How to implement argmax with OpenMP?

Question 1

Your solution is completely standard conformant. Anyhow, if you are willing to add a bit of syntactic sugar, you may try something like the following:

#include<iostream>

using namespace std;

double toOptimize(int arg) {
  return arg * (arg%100);
}

class MaximumEntryPair {
public:

  MaximumEntryPair(size_t index = 0, double value = 0.0) : index_(index), value_(value){}

  void update(size_t arg) {
    double v = toOptimize(arg);
    if( v > value_ ) {
      value_ = v;
      index_ = arg;
    }
  }

  bool operator<(const MaximumEntryPair& other) const {
    if( value_ < other.value_ ) return true;
    return false;
  }  

  size_t index_;
  double value_;
};



int main() {
  MaximumEntryPair best;
#pragma omp parallel 
  {
    MaximumEntryPair thread_local;
    #pragma omp for
    for(size_t ii = 0 ; ii < 1050 ; ++ii) {
      thread_local.update(ii);
    } // implicit barrier
#pragma omp critical
    {
      if ( best < thread_local ) best = thread_local;
    }

  } // implicit barries
  cout << "The maximum is " << best.value_ << " obtained at index " << best.index_ << std::endl;
  cout << "\t toOptimize(" << best.index_ << ") = " << toOptimize(best.index_) << std::endl;
  return 0;
}

Question 2

I would just create a separate buffer for each thread to store a val and idx and then select the max out of the buffer afterwards.

    std::vector<double> thread_maxes(omp_get_max_threads());
    std::vector<int>    thread_max_ids(omp_get_max_threads());

    #pragma omp for reduction(max: best_value)
    for(size_t n = 2 ; n <= MAX ; ++n)
    {
      int thread_num = omp_get_num_threads();
      double v = toOptimize(n);
      if(v > thread_maxes[thread_num])
      {
        thread_maxes[thread_num] = v;
        thread_max_ids[thread_num] = i;
      }
    }

    std::vector<double>::iterator max =
      std::max_element(thread_maxes.begin(), thread_maxes.end());
    best.val = *max;
    best.idx = thread_max_ids[max - thread_maxes.begin()];

Question 3

Your solution is fine.
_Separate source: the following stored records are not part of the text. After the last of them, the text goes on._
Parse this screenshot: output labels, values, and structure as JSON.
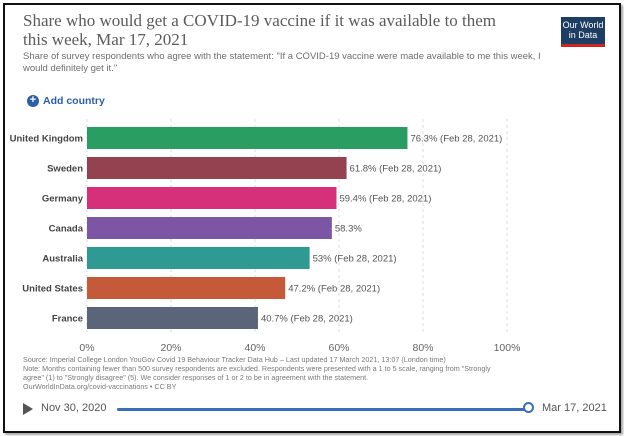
{
  "header": {
    "title": "Share who would get a COVID-19 vaccine if it was available to them this week, Mar 17, 2021",
    "subtitle": "Share of survey respondents who agree with the statement: \"If a COVID-19 vaccine were made available to me this week, I would definitely get it.\"",
    "logo_line1": "Our World",
    "logo_line2": "in Data"
  },
  "controls": {
    "add_country_label": "Add country"
  },
  "chart_data": {
    "type": "bar",
    "orientation": "horizontal",
    "categories": [
      "United Kingdom",
      "Sweden",
      "Germany",
      "Canada",
      "Australia",
      "United States",
      "France"
    ],
    "values": [
      76.3,
      61.8,
      59.4,
      58.3,
      53,
      47.2,
      40.7
    ],
    "value_labels": [
      "76.3% (Feb 28, 2021)",
      "61.8% (Feb 28, 2021)",
      "59.4% (Feb 28, 2021)",
      "58.3%",
      "53% (Feb 28, 2021)",
      "47.2% (Feb 28, 2021)",
      "40.7% (Feb 28, 2021)"
    ],
    "colors": [
      "#2a9d63",
      "#94424f",
      "#d6307b",
      "#7c56a4",
      "#2e9a91",
      "#c55a3a",
      "#5b6478"
    ],
    "xlim": [
      0,
      100
    ],
    "xticks": [
      "0%",
      "20%",
      "40%",
      "60%",
      "80%",
      "100%"
    ],
    "grid": true
  },
  "footer": {
    "source": "Source: Imperial College London YouGov Covid 19 Behaviour Tracker Data Hub – Last updated 17 March 2021, 13:07 (London time)",
    "note_1": "Note: Months containing fewer than 500 survey respondents are excluded. Respondents were presented with a 1 to 5 scale, ranging from \"Strongly",
    "note_2": "agree\" (1) to \"Strongly disagree\" (5). We consider responses of 1 or 2 to be in agreement with the statement.",
    "license": "OurWorldInData.org/covid-vaccinations • CC BY"
  },
  "timeline": {
    "start_date": "Nov 30, 2020",
    "end_date": "Mar 17, 2021",
    "position": 1.0
  }
}
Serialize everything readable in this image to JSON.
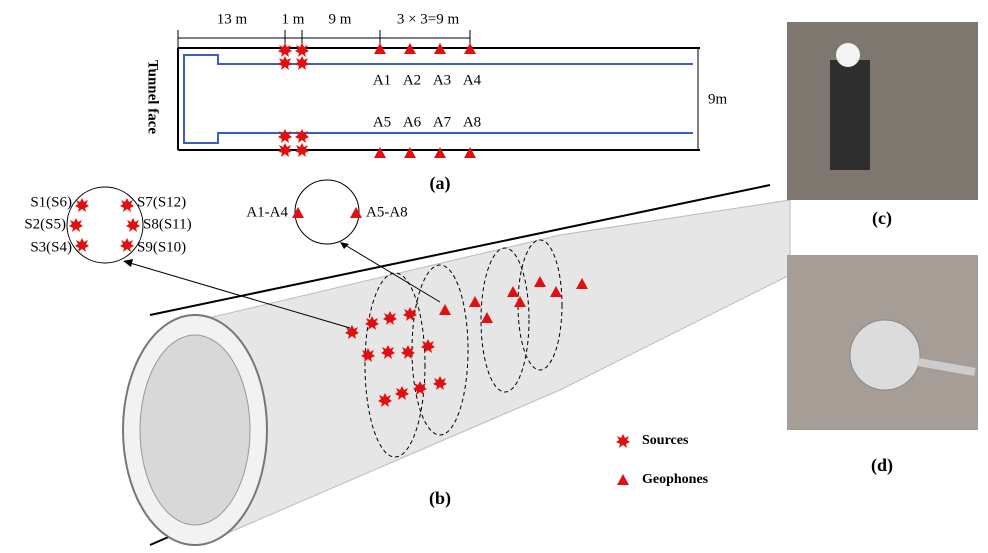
{
  "panel_a": {
    "dimensions": [
      "13 m",
      "1 m",
      "9 m",
      "3 × 3=9 m"
    ],
    "height": "9m",
    "tunnel_face": "Tunnel face",
    "geophones": [
      "A1",
      "A2",
      "A3",
      "A4",
      "A5",
      "A6",
      "A7",
      "A8"
    ],
    "caption": "(a)"
  },
  "panel_b": {
    "sources": [
      "S1(S6)",
      "S2(S5)",
      "S3(S4)",
      "S7(S12)",
      "S8(S11)",
      "S9(S10)"
    ],
    "geophone_groups": [
      "A1-A4",
      "A5-A8"
    ],
    "legend": [
      "Sources",
      "Geophones"
    ],
    "caption": "(b)"
  },
  "panel_c": {
    "caption": "(c)"
  },
  "panel_d": {
    "caption": "(d)"
  }
}
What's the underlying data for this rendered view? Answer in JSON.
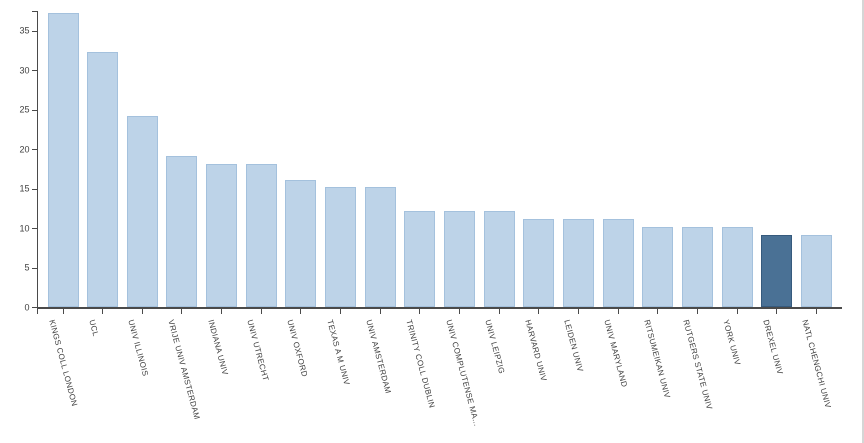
{
  "chart_data": {
    "type": "bar",
    "title": "",
    "xlabel": "",
    "ylabel": "",
    "categories": [
      "KINGS COLL LONDON",
      "UCL",
      "UNIV ILLINOIS",
      "VRIJE UNIV AMSTERDAM",
      "INDIANA UNIV",
      "UNIV UTRECHT",
      "UNIV OXFORD",
      "TEXAS A M UNIV",
      "UNIV AMSTERDAM",
      "TRINITY COLL DUBLIN",
      "UNIV COMPLUTENSE MA...",
      "UNIV LEIPZIG",
      "HARVARD UNIV",
      "LEIDEN UNIV",
      "UNIV MARYLAND",
      "RITSUMEIKAN UNIV",
      "RUTGERS STATE UNIV",
      "YORK UNIV",
      "DREXEL UNIV",
      "NATL CHENGCHI UNIV"
    ],
    "values": [
      37.3,
      32.3,
      24.3,
      19.2,
      18.2,
      18.2,
      16.2,
      15.2,
      15.2,
      12.2,
      12.2,
      12.2,
      11.2,
      11.2,
      11.2,
      10.2,
      10.2,
      10.2,
      9.2,
      9.2
    ],
    "highlight_index": 18,
    "highlight_category": "DREXEL UNIV",
    "ylim": [
      0,
      37.5
    ],
    "ytick_step": 5,
    "ytick_labels": [
      "0",
      "5",
      "10",
      "15",
      "20",
      "25",
      "30",
      "35"
    ],
    "grid": "off",
    "legend": "none",
    "colors": {
      "bar_fill": "#bdd3e8",
      "bar_border": "#a4c1dd",
      "highlight_fill": "#4a7195",
      "highlight_border": "#365a7d",
      "axis": "#4a4a4a",
      "tick_label_text": "#404040",
      "frame_border": "#d6d6d6",
      "background": "#ffffff"
    }
  }
}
It has O(nthreads) convergence with the critical section. However, it's possible to do this with O(Log(nthreads)) convergence.

For example imagine there were 32 threads. You would first find the local max for the 32 threads. Then you could combine pairs with 16 threads, then 8, then 4, then 2, then 1. In five steps you could merge the local max values without a critical section and free threads in the process. But your method would merge the local max values in 32 steps in a critical section and uses all threads.

The same logic goes for a reduction. That's why it's best to let OpenMP do the reduction rather than do it manually with an atomic section. But at least in the C/C++ implementation of OpenMP there is no easy way to get the max/min in O(Log(nthreads)). It might be possible using tasks but I have not tried that.

In practice this might not make a difference since the time to merge the local values even with a critical section is probably negligible compared the time to do the parallel loop. It probably makes more of a difference on the GPU though where the number of "threads" is much larger.